N.B. LGR4 Secret of Phantom's Cloister and LGR23 Strange Bedfellows were discussed in other scenarios, but never made available.
From the Wizards of the Coast announcement:
At Gen Con Indy 2003 the RPGA is proud to present the first foray of the Dungeons & Dragons Campaigns program: Legacy of the Green Regent. Set in the Forgotten Realms, and using Dungeons & Dragons (3.5 Edition), the campaign style should be somewhat familiar to folks who have played Living campaigns, but different enough that we have shed that title.
How are the D&D Campaigns offerings different than Living campaigns? It may be better to start with how they are the same. Like Living campaigns, every campaign in the new program will be large multi-player, multi-DM games offered at RPGA events. You create your own characters, using the Player’s Handbook and the Legacy of the Green Regent Campaign Standards document available in early July. You play that character in a number (about 20 or so a year) of specified adventures, most of which are available as a free download for RPGA Herald-Level GMs .

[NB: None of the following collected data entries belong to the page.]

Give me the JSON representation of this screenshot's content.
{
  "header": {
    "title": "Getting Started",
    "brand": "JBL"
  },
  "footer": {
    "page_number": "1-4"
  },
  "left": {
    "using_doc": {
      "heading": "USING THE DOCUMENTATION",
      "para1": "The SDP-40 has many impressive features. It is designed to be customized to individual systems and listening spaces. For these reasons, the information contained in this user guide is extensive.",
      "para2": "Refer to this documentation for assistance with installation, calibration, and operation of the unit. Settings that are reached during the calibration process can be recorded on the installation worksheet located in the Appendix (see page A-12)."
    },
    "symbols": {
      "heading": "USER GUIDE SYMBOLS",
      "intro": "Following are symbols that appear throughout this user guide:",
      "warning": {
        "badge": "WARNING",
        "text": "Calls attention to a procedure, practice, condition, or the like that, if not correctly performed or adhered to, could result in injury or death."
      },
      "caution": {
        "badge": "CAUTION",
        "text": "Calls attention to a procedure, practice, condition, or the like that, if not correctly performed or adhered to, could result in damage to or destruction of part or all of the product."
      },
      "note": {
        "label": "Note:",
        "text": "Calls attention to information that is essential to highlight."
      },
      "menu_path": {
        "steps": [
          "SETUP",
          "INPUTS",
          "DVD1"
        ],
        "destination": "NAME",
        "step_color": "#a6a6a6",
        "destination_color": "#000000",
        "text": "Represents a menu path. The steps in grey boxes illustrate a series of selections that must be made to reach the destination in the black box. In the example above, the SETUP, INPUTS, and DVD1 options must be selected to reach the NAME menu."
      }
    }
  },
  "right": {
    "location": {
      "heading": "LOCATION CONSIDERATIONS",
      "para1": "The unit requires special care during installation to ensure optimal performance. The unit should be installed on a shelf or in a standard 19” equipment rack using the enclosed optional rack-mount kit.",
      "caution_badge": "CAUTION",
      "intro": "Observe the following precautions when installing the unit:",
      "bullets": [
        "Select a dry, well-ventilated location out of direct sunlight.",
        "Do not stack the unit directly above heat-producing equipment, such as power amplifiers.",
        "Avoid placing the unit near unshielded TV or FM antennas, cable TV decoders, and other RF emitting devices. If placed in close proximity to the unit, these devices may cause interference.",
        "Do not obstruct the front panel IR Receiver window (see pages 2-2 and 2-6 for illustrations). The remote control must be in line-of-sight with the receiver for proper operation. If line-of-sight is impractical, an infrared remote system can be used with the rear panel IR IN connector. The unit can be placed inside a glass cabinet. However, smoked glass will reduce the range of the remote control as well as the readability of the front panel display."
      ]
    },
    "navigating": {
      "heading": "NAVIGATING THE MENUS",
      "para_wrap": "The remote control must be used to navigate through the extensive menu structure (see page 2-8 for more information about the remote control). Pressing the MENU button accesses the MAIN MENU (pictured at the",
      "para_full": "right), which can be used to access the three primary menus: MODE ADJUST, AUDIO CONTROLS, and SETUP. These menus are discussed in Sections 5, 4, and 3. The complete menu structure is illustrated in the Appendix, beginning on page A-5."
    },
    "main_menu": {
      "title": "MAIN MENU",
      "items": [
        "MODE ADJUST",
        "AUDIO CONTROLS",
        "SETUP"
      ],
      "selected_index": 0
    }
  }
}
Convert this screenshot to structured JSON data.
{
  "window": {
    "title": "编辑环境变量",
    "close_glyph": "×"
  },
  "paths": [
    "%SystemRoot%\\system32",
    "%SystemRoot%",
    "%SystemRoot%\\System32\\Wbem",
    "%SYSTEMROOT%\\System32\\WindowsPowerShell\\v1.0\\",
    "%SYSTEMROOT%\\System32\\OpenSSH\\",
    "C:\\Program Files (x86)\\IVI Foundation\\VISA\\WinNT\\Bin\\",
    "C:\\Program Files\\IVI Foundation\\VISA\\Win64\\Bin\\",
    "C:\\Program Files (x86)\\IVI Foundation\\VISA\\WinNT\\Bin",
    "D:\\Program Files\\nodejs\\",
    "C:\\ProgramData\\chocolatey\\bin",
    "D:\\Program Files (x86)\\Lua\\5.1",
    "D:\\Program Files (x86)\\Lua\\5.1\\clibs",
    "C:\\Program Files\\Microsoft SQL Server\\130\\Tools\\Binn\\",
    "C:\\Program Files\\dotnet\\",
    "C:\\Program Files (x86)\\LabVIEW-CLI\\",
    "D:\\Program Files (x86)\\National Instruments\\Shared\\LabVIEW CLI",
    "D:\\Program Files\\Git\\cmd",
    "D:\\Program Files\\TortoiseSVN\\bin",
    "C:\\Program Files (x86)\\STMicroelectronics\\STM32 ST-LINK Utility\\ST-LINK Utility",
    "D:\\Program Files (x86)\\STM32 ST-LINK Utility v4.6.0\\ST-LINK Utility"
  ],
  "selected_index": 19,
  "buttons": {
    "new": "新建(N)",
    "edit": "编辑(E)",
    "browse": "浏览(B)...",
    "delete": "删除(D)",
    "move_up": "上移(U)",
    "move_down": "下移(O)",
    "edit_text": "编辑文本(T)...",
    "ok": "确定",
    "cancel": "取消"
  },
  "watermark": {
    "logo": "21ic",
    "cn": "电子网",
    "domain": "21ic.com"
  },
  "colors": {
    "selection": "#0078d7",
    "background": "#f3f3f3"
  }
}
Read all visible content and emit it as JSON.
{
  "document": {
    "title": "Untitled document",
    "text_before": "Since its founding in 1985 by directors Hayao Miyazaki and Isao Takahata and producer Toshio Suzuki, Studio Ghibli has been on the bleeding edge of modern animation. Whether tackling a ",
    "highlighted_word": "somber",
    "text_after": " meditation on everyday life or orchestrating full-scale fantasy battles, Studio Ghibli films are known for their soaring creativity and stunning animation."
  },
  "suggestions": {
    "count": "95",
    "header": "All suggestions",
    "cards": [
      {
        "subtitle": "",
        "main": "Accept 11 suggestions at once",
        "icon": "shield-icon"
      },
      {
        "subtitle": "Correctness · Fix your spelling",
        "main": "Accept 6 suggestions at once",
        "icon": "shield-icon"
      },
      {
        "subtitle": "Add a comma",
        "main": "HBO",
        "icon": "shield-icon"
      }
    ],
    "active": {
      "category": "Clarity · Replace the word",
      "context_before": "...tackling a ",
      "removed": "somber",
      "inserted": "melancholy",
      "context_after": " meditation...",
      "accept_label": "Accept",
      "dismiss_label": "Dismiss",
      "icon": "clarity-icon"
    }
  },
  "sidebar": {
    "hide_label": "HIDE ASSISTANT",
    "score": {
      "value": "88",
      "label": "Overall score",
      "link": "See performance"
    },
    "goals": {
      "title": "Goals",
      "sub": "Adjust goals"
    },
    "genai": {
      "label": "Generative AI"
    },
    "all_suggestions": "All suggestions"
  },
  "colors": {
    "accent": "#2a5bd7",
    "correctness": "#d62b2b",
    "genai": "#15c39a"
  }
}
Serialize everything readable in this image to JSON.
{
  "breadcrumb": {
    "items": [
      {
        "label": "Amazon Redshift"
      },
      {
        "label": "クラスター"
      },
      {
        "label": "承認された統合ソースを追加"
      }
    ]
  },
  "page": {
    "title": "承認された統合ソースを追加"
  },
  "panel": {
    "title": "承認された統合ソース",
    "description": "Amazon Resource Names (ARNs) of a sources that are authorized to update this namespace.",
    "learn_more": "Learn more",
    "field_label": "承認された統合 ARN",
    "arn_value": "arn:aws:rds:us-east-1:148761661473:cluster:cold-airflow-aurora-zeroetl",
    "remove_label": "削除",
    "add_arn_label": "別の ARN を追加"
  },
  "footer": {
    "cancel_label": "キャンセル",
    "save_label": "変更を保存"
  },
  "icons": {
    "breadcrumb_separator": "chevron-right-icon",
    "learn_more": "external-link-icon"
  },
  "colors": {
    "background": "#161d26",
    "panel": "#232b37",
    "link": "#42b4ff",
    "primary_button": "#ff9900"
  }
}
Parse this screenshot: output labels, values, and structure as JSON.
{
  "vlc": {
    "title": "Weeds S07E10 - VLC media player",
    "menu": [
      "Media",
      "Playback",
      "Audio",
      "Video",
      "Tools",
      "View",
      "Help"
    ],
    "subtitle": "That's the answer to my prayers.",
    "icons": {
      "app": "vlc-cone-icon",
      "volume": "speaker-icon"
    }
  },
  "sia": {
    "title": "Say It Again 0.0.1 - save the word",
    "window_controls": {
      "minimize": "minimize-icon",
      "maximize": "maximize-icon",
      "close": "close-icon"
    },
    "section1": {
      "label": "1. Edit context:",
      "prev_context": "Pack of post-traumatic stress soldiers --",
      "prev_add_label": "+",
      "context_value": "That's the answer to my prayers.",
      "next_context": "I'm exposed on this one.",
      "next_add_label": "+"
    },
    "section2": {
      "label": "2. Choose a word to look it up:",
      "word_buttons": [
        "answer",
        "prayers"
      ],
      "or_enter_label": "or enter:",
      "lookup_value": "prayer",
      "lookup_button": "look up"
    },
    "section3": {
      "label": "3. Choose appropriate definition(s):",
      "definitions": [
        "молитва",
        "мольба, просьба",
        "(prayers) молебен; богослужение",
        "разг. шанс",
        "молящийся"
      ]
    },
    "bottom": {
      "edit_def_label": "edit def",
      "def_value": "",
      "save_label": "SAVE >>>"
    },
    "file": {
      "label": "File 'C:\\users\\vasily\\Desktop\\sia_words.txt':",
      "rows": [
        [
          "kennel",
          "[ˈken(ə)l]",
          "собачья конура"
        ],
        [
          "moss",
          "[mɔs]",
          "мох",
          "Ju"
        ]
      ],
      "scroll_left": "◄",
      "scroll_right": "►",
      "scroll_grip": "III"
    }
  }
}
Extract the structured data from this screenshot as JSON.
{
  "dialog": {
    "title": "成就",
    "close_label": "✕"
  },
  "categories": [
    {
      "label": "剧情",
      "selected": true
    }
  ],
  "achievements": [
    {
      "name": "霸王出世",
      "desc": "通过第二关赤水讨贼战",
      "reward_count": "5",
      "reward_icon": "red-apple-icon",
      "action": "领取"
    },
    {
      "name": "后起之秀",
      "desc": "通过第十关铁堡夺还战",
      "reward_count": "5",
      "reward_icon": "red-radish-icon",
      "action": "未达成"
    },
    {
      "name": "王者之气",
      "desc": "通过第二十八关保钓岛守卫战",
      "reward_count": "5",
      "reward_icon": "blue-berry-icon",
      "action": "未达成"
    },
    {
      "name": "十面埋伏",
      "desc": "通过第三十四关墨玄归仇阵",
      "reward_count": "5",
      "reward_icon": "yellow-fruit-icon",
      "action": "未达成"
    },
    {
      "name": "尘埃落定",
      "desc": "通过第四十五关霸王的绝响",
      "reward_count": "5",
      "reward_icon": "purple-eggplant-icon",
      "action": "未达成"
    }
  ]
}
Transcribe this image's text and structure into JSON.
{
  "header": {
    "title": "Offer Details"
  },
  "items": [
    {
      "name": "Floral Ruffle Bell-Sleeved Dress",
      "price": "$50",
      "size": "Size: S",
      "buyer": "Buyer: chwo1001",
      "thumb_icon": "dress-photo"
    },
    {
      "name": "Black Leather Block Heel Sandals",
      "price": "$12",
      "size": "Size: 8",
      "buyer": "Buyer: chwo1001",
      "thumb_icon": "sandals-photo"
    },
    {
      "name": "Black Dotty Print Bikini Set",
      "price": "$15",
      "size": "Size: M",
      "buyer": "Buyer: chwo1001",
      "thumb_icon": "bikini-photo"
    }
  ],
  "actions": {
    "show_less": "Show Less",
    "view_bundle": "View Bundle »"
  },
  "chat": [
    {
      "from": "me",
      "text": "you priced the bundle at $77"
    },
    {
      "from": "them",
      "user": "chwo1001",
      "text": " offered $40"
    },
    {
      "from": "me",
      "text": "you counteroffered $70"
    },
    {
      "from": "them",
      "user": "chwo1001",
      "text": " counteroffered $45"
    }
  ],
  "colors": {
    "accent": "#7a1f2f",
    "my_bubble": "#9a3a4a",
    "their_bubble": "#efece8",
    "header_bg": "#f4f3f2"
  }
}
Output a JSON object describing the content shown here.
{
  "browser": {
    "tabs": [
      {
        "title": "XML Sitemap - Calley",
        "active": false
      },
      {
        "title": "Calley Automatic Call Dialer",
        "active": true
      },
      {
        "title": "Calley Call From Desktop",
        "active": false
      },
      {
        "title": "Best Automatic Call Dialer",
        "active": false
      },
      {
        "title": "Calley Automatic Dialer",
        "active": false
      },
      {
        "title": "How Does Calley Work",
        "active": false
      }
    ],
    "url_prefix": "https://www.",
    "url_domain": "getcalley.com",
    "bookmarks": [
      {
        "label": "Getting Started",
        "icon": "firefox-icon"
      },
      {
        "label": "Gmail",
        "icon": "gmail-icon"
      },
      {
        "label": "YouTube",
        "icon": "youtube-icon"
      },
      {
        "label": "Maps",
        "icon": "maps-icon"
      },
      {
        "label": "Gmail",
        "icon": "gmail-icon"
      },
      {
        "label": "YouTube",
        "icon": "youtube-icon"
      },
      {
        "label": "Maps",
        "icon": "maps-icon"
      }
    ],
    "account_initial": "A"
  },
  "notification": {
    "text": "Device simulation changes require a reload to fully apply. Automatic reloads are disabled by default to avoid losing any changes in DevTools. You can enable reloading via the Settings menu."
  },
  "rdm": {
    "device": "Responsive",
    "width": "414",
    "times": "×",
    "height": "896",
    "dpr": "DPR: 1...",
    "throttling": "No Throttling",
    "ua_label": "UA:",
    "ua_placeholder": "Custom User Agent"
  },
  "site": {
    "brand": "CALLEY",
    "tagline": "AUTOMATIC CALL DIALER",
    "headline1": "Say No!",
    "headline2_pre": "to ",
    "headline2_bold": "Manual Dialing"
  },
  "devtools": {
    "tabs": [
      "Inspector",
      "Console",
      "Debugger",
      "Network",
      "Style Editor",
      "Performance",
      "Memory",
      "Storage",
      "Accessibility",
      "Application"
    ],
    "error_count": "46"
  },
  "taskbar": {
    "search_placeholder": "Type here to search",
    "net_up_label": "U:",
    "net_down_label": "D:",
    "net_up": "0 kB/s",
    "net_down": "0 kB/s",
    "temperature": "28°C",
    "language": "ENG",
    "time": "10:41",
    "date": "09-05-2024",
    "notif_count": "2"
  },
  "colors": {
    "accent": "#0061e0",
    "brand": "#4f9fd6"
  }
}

Each adventure offers players challenges for their character, and the possibility of experience point advancement and treasure. Each adventure also offers the chance of that character’s horrible death at the hands of a mischievous foe, or diabolical trap. As play moves forward, your character’s actions ultimately shape how that story progresses, and ultimately how the story ends.
Just how that’s done is one the exciting new features of D&D Campaigns: we’re going electronic! At the end of each adventure, the DM answers a number of questions, based on the play at the table. We track and ultimately drive the campaign by those answers. If more groups killed the bad guy then did not, that NPC dies in the campaign. If the majority of groups playing the adventure did not reach a specific adventure goal, it has real play consequences. All of this builds to the campaign’s finale. That’s right, this campaign ends, and how it ends is determined by its player’s actions.
Campaign consequences aren’t the only thing we are tracking digitally, we’ll also be tracking your character’s advancement. Log sheets, time (or day) units are a thing of the past; the answers to the campaign consequence questions do a double duty; they also determine how much gold and experience points your character gains at adventure completion. We’ll also be tracking other character consequences, including character death, level drain, and resurrection consequences.
While we track the basics of character progression digitally, how you progress your character is up to you. Legacy of the Green Regent features some new methods and mechanics to help you create, and then truly personalize your character as it advances. First, the Campaign Standard document features three styles of campaign starts: quickstart, corestart, and fullstart.